Fakta ini terlihat di acara Food Startup Indonesia (FSI). FSI adalah sebuah acara yang digelar Badan Ekonomi Kreatif (Bekraf) untuk meningkatkan subsektor kuliner dengan menghubungkan perusahaan rintisan (startup) kuliner kepada ekosistem kuliner terpada serta meningkatkan akses permodalan non perbankan.
Dua dari tiga pemenang di acara FSI itu berbagi pengalaman kepada TEMPO.CO dalam merintis perusahaan startup-nya tersebut. Adalah Lintang Wuriantari, founder dari Matchamu, dan Annisa Pratiwi, co-founder dari Ladang Lima. Lintang bersama rekannya, Dhilksta Olya, berhasil memenangkan peringkat pertama pada FSI 2017. Peringkat kedua ditempati oleh Raka Bagus dan Annisa Pratiwi. Sementara peringkat ketiga ditempati Yennie Tandaputra, founder dari Chillibags.
Baca juga:
Ini Rahasia Mengapa Ikan Bisa Menahan Lapar, Cek Risetnya
Pelecehan Seksual, Kenali 3 Ciri Predator Seksual dan Solusi Ahli
Cari Pacar? Pilih yang Punya Mata Cokelat, Bisa Lebih Dipercaya
Kesuksesan Lintang berawal dari tekad untuk menyajikan teh hijau bubuk (matcha) berkualitas untuk masyarakat Indonesia. Sebelum mendirikan Matchamu, Lintang bersama rekan-rekannya melakukan riset tentang teh hijau mulai dari dalam sampai luar Indonesia, seperti Cina Taiwan, Malaysia, Thailand, dan Jepang.
Lintang mengakui, banyak pengorbanan yang harus dilakukan untuk memulai sebuah perusahaan rintisan. Ia mengatakan bahwa ia adalah seseorang yang memiliki pendirian teguh. Pendirian itulah yang akhirnya membawa Lintang dan rekan-rekannya pada titik sekarang ini.

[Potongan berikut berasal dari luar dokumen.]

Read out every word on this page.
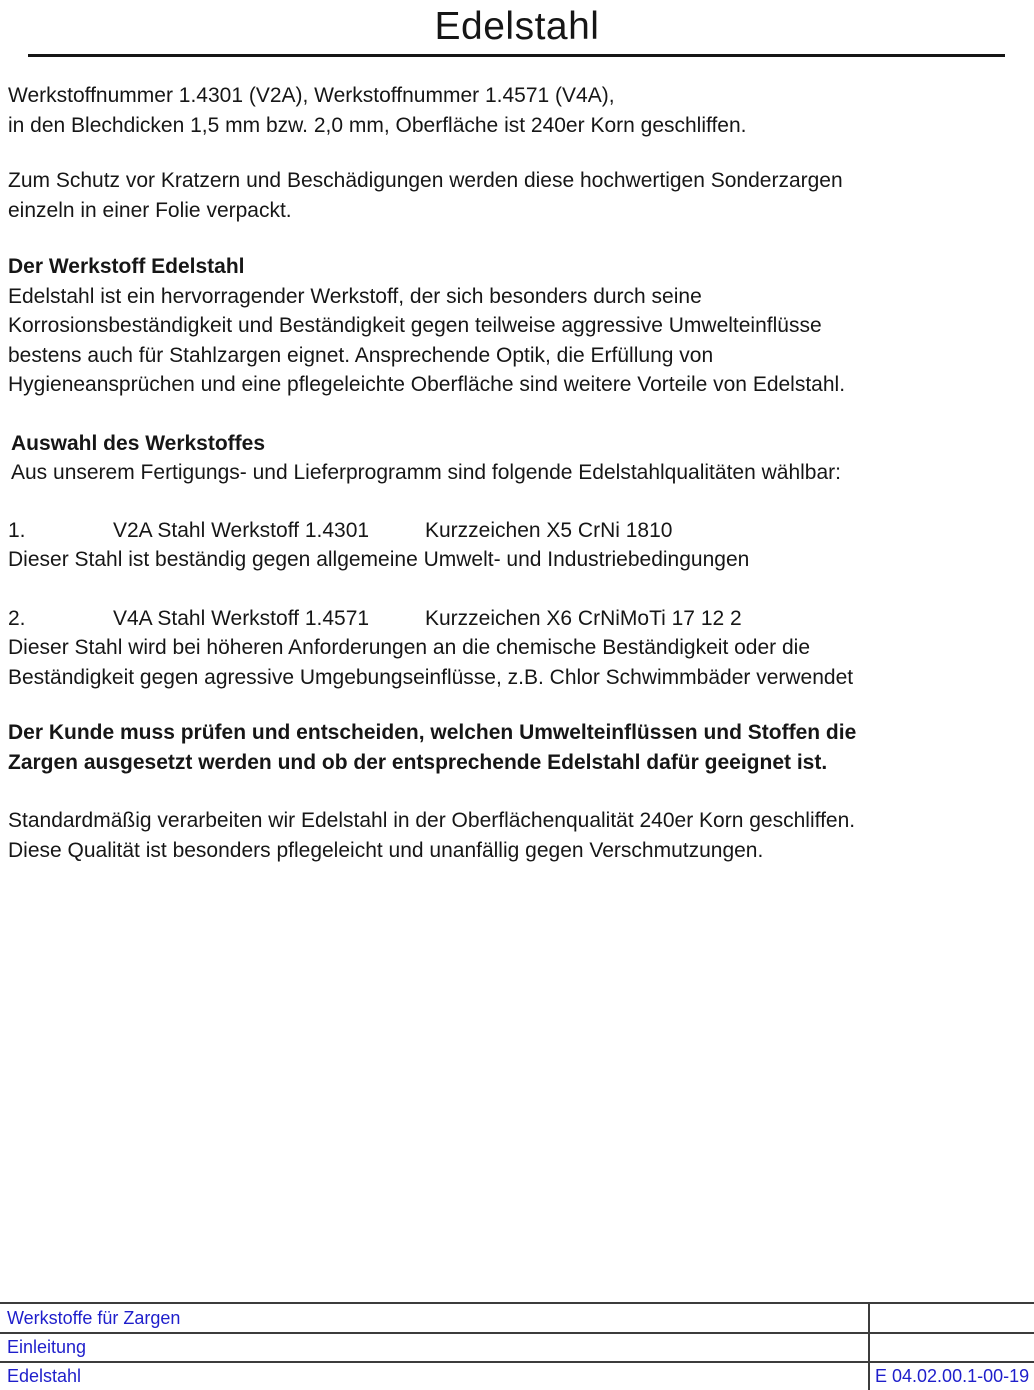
Edelstahl
Werkstoffnummer 1.4301 (V2A), Werkstoffnummer 1.4571 (V4A),
in den Blechdicken 1,5 mm bzw. 2,0 mm, Oberfläche ist 240er Korn geschliffen.
Zum Schutz vor Kratzern und Beschädigungen werden diese hochwertigen Sonderzargen
einzeln in einer Folie verpackt.
Der Werkstoff Edelstahl
Edelstahl ist ein hervorragender Werkstoff, der sich besonders durch seine
Korrosionsbeständigkeit und Beständigkeit gegen teilweise aggressive Umwelteinflüsse
bestens auch für Stahlzargen eignet. Ansprechende Optik, die Erfüllung von
Hygieneansprüchen und eine pflegeleichte Oberfläche sind weitere Vorteile von Edelstahl.
Auswahl des Werkstoffes
Aus unserem Fertigungs- und Lieferprogramm sind folgende Edelstahlqualitäten wählbar:
1.	V2A Stahl Werkstoff 1.4301	Kurzzeichen X5 CrNi 1810
Dieser Stahl ist beständig gegen allgemeine Umwelt- und Industriebedingungen
2.	V4A Stahl Werkstoff 1.4571	Kurzzeichen X6 CrNiMoTi 17 12 2
Dieser Stahl wird bei höheren Anforderungen an die chemische Beständigkeit oder die
Beständigkeit gegen agressive Umgebungseinflüsse, z.B. Chlor Schwimmbäder verwendet
Der Kunde muss prüfen und entscheiden, welchen Umwelteinflüssen und Stoffen die
Zargen ausgesetzt werden und ob der entsprechende Edelstahl dafür geeignet ist.
Standardmäßig verarbeiten wir Edelstahl in der Oberflächenqualität 240er Korn geschliffen.
Diese Qualität ist besonders pflegeleicht und unanfällig gegen Verschmutzungen.
Werkstoffe für Zargen
Einleitung
Edelstahl	E 04.02.00.1-00-19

“Saya ini tipenya, kalo bahasa Jawa-nya itu MPC, mboh piye carane. Jadi, harus bisa. Setiap kali kita bikin startup, kita akan menemui halangan dan tantangan setiap hari, mulai dari shortage of supply, masalah keuangan, distribusi, networking. Tugas (bagi perusahaan) yang mau bertahan adalah mengalahkan tantangan itu,” ujar Lintang saat ditemui di acara “Kickstart Food Startup Indonesia” pada Jumat, 26 Januari 2017.
“Saya pun door to door ngetokin distributor, saya ngetokin retail. Jadi, saya bukan (model) yang terima aja. Saya lari pokoknya selama saya bisa. Karena, saya ingin masyarakat Indonesia minum teh yang bagus banget. Kita ingin menjadikan ini tren. Kalau kita terlalu pelan, nggak ada efeknya,” tambahnya.
Keluarga dan orang-orang terdekat juga menjadi motivasi utama bagi Lintang untuk terus berusaha. “Selain untuk Matchamu, yang menguatkan adalah (usaha) ini dilakukan untuk orang-orang di sekitar Matchamu, tim Matchamu, keluarganya Matchamu. Jadi, kita berjuang bersama. Kalau Matchamu semakin baik, maka kondisi timnya pun semakin bahagia, semakin sehat, semakin bahagia. Kalau melihat saya tidak bahagia, ya mboh piye carane saya harus bahagia,” ujar Lintang yang pernah mencoba usaha restoran tersebut.
Annisa juga mengakui bahwa untuk memulai perusahaan startup, diperlukan mental yang kuat dalam menghadapi tahap jatuh bangun suatu usaha. Ia dan suaminya pernah memiliki perusahaan agensi digital sebelum akhirnya beralih ke subsektor pangan. Dalam proses transisi tersebut, Annisa dan suami mengalami beberapa kesulitan, khususnya dalam mengedukasi masyarakat tentang produk glutten free yang belum populer pada masa itu.
“Jadi, sebenarnya kita sudah melalui masa itu (selama) 4 tahun lebih (masa sulit membangun startup). Kita melalui masa di mana kita ngomong glutten free, orang nggak ada yang ngerti. Kita udah jatuh bangun banget, lah. Orang nggak ada yang nerima,” ujar Annisa saat ditemui di Luminor Hotel, Jakarta.
Selain tekad dan mental yang kuat, ide kreatif untuk menyelesaikan permasalahan dalam usaha startup juga diperlukan. “Kita sudah cukup berdarah-darah mengedukasi tepung. Kita mengedukasi orang untuk beralih ke glutten free itu susah, makanya banyak yang tidak tertarik untuk beralih ke tepung singkong. Makanya kita sediakan produk turunannya (cookies),” ujar Annisa.